すべてを捧げてすべてが無駄になったとき――。その両親がどんな気分だったのか、それはオレの想像の範疇を超えていた。
「それを聞いて俺はあの日のことを思い出してみたんだ」
吉祥はオレンジ色の空を眺めた。雲の数を数えているだとか、飛行機の後を追っているだとか、そんなものではないことはすぐにわかる。

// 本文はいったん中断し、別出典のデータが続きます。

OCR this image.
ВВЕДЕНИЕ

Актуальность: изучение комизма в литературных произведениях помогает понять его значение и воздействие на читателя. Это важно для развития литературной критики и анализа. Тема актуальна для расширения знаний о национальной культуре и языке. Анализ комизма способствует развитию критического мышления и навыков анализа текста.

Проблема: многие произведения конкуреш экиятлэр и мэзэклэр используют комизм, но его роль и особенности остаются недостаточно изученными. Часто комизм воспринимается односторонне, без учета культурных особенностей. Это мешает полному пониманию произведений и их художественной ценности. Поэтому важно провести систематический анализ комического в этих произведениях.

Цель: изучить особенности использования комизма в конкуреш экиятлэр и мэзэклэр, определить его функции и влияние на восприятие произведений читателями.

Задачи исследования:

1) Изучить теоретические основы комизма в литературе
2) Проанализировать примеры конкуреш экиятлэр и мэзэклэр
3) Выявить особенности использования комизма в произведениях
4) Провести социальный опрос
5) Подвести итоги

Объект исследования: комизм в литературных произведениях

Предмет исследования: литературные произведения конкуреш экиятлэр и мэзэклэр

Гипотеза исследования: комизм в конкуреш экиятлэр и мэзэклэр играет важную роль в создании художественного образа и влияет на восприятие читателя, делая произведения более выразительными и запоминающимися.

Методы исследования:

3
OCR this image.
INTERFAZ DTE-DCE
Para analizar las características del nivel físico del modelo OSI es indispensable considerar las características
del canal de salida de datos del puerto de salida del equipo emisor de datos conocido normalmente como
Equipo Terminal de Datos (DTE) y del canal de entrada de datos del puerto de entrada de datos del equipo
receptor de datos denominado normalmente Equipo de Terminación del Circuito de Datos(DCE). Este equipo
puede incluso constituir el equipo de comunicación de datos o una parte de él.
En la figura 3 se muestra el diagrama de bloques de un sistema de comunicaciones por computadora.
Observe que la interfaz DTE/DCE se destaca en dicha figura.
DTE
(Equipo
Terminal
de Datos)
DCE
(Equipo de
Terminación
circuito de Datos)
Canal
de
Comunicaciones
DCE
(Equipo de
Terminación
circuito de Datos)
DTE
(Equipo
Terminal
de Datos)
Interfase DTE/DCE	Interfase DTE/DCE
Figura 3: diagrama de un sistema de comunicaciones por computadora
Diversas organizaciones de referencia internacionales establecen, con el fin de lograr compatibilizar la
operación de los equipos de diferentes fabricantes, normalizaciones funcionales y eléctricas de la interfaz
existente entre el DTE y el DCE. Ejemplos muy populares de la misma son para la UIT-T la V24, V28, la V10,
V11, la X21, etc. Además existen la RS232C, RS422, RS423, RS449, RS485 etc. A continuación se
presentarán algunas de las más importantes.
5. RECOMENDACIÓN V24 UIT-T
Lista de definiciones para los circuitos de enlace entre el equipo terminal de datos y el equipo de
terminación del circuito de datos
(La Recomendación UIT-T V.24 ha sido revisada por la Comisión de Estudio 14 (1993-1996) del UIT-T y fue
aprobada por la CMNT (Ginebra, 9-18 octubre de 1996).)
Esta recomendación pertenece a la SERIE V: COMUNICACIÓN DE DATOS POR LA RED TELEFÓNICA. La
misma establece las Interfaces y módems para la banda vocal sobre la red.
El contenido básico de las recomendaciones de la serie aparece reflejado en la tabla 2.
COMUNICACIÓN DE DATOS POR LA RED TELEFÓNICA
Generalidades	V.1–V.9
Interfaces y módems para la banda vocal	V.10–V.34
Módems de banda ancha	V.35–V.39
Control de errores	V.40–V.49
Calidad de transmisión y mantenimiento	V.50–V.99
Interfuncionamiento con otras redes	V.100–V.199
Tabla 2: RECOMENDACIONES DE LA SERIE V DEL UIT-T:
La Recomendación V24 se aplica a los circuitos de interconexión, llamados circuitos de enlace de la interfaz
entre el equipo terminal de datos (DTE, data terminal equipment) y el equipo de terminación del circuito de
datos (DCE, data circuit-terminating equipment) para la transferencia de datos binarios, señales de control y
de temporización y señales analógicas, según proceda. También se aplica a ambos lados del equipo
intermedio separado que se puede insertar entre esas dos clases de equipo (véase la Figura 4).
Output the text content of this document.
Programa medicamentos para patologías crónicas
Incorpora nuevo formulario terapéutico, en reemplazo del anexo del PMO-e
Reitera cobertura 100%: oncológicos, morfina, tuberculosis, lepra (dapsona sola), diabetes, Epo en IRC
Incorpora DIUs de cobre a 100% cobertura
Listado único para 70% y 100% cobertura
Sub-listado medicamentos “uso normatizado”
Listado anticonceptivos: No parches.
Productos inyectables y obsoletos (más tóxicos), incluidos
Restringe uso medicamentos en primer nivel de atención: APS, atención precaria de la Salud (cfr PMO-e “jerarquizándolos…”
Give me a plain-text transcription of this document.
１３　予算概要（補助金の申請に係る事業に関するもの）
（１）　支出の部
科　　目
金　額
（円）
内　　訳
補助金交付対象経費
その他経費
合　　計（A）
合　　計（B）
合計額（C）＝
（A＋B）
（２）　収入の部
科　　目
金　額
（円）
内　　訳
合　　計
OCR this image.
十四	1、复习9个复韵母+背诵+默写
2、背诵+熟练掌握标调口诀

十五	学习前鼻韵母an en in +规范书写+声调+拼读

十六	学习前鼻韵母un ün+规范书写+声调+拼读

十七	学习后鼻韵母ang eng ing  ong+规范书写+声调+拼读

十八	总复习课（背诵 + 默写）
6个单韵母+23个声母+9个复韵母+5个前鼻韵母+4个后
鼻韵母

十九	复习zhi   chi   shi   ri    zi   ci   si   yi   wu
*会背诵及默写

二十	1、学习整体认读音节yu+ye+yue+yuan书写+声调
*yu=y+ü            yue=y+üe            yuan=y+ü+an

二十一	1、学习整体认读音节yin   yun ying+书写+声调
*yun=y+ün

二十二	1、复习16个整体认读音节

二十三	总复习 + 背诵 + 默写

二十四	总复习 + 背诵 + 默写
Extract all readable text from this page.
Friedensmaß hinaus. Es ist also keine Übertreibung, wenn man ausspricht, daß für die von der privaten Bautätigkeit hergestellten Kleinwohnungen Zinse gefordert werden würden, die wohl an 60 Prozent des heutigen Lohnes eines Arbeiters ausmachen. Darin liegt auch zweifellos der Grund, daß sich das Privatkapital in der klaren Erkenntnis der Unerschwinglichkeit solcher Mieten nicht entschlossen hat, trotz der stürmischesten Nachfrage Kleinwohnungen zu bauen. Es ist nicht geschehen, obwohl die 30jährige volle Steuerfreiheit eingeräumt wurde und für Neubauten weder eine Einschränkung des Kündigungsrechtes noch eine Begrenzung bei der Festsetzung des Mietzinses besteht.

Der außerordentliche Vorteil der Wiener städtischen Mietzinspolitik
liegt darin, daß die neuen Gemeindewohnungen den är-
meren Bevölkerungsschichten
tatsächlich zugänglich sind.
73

「本当は男の子を助けなかった方がよかったんじゃないかって」
「そんなこと……ないに決まってるだろ」
「あの日のことを思い出しているうちに気づいたことがあったんだ。トラックは、俺たちに当たるギリギリのところに止まってたんだ。つまり、俺が飛び出さなくても、子供が轢かれることはきっとなかったんだ」
「…………」
「俺が男の子を助けたいだなんて思うから、余計な正義感を持ったりするから、最悪の事態になったんじゃないかって思ってさ……。だったら、助けない方がよかったんだよ、きっと」
「……助けない方がよかったとか言うな」
オレは絞り出したような声で今の気持ちを不器用ながらも伝えていた。
「それは結果論だろ。本当に轢かれてその子が死んだらどうするんだ。結果的にオメーは人を救ったんだぞ。冗談でもそんなこと言うんじゃねー」
「けど、それが原因で俺は両親の人生まで狂わせたんだぞ」
「それも結果論だ。お前は何一つ悪くない。むしろ胸を張っていいんだよ!」
吉祥の目を見て言ったつもりだったのだが、すぐに目を逸らされてしまう。
オレは吉祥を覆う殻をぶち壊すために、さらに言葉をぶつけていった。
「オメーは正しいことをしたんだ。だから人助けを怖がる必要なんてない。……お前はお前の思う正しいことをすればいいんだよ」
「そう簡単に開き直れないよ……」
それでもこいつは、まだオレを見ようとしない。
釈然としねーヤツだな。
「顔を上げろ」
芯に刺さるように語気を強めた。
「ふん。まったく、ひでーツラしてやがる。こんなんなら、三か月前玄関でオレを助けてくれたときのお前の方が十倍マシだ」
「十倍って……そこまでなのかよ」
「それだけ今のお前は見ていられないってことだ」
吉祥が作り笑いで返事をする。
作ったものだったとしても、まだ笑える余裕があるだけマシだと思った。
少なくとも、オレにできる限りのことはしたつもりだった。
「吉祥君たちの方もそろそろ終わったかな?」
ちりとりに集めたゴミを袋の中に捨てていると、廊下の奥からひょっこりと黒髪ストレートの女が現れた。
「伊吹の方も終わったのか。さすが、手際がいいな」
「そんな、急に褒めないでよ……」
「まあ事実だし」
「それじゃそろそろ帰ろっか」
二人が和気あいあいとしている最中に、オレはゴミ袋の口をきゅっと締めた。
「なんつーか、マジでただのボランティアだよなーこれ」
「ボランティアでも大事な活動だよ。いいことをしても減るもんじゃないしね」
そーですかい。
「箒とちりとりは私が返してくるから、そっちはお願いするね」
「ああ、先に外で待ってるよ」
まるで付き合い立てのカップルのように、伊吹につられて吉祥も手を振る。
二人で残されたタイミングで、聞くともなしに聞いてみた。
「お前ら付き合ってんの」
「んなわけないだろう。1年からの付き合いなんだから、ある程度仲がいいだけだよ」
「やっぱり付き合ってはいるのな」
「お前さ、時々子供っぽいときあるよな」
高校生らしい軽口を叩きあっている――そんなときだった。